KESK Dönem Sözcüsü Cevat Soylu: “Köleliğe mahkum olmayacağız, Taşeron Cumhuriyeti değil, insanca yaşam ve güvenceli iş istiyoruz”
KESK Karabük Şubeler Platformu Dönem Sözcüsü Cevat Soylu; 12 yıllık iktidarı boyunca emekçilerin sahip olduğu en temel hakları tırpanlayarak güvencesiz çalışmanın alanını genişleten AKP iktidarının 30 Mayıs 2014 tarihinde TBMM’ye sunduğu, kamuoyunda “taşeron yasa tasarısı” olarak bilinen tasarı ile çalışma hayatının tamamını taşeronlaştırmanın hesaplarını yaptığını söyledi.
Sendika binasında basın açıklaması yapan Soylu, şunları söyledi:
“Yıllardır emekçiler aleyhine yapılan her yasal düzenleme öncesinde izlenen yöntem taşeron yasa tasarısında bir kez daha sahnelenmektedir. Daha önce defalarca yaşandığı üzere; milyonlarca çalışanı ilgilendiren konunun doğrudan muhatabı olan sendikalar sürecin dışında bırakılmış, hiçbir şekilde görüşlerine başvurulmamıştır. Kapalı kapılar ardında hazırlanan, asıl hedefi taşeron çalışmanın yasallaştırılarak kapsamının daha da genişletilmesi olan tasarıya eklenen kısmi olumlu düzenlemeler vitrine çıkarılmakta, kamuoyuna “müjde” olarak sunulmaktadır.

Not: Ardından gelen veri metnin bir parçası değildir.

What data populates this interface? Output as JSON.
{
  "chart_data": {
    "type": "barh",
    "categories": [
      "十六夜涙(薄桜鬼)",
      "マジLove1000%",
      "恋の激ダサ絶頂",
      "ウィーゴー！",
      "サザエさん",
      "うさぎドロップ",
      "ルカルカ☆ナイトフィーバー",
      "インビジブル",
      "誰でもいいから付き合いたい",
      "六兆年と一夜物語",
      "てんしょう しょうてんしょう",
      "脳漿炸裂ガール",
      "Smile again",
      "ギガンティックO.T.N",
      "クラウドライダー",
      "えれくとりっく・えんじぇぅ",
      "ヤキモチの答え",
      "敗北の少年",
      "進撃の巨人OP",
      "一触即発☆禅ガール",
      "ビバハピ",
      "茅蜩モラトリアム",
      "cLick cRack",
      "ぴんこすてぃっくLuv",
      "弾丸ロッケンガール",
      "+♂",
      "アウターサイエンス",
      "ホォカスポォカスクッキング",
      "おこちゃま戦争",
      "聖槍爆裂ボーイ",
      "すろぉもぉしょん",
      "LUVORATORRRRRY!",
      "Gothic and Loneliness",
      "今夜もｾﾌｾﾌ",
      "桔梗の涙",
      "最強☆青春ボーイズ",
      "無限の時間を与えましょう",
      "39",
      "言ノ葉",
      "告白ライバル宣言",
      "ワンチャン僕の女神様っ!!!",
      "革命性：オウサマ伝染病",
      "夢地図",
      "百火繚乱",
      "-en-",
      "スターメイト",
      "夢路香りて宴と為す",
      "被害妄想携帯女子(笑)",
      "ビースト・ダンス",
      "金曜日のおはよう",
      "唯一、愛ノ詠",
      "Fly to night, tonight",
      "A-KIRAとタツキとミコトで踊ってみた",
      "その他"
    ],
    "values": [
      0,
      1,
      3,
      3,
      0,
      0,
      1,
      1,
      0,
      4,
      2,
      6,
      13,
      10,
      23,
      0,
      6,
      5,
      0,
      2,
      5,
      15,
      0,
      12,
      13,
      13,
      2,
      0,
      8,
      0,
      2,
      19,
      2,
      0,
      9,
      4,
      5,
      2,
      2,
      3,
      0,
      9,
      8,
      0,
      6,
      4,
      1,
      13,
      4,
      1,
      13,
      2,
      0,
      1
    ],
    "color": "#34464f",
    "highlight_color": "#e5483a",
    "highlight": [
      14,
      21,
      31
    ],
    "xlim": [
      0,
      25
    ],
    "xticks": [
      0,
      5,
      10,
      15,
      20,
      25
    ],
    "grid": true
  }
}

Oysa ortada çalışanlar, emekçiler açısından bir ‘müjde’ yoktur. Taşeron yasa tasarısı ile geleceği satın alınmak istenen çalışanlara ‘müjde’ olarak sunulan şey zehri zorluk çıkarmadan yutmalarını kolaylaştırmak için üzerine bir kaşık bal sürmekten ibarettir. İşte bunun için Maden işçilerinin çalışma sürelerinin günde altı saate, emeklilik yaşının 50 ye indirilmesi, yıllık izinlerinin dört gün artırılması gibi kısmi olumlu düzenlemeler içeren ‘Maden Yasa Tasarısı’ ve çeşitli primlerin ve idari para cezalarının yeniden yapılandırılmasının “af” olarak yansıtıldığı yasa tasarısı “Taşeron Yasa Tasarısı” ile birleştirilmektedir.
Sonuç olarak AKP’nin taşeron istihdamı ortadan kaldırmak ya da sınırlamak gibi bir amacı hiçbir dönem olmamıştır. Her şeyi paraya tahvil edenler için işçinin, emekçinin kölelik koşullarına itilmesi, iş cinayetlerine kurban verilmesi olağan, sıradan şeylerdir. Her şeyden önce çalıştıkları kurumlar özeleştirildiği için kamuda geçici personel kadrosunda istihdam edilen toplam 23 bin 4C’linin kadroya geçirilmesine yıllardır kulaklarını tıkayanların 1,7 milyon taşeron işçisini kadroya almasını ya da çalışma koşullarını düzeltmesini beklemenin hayal olduğu görülmelidir.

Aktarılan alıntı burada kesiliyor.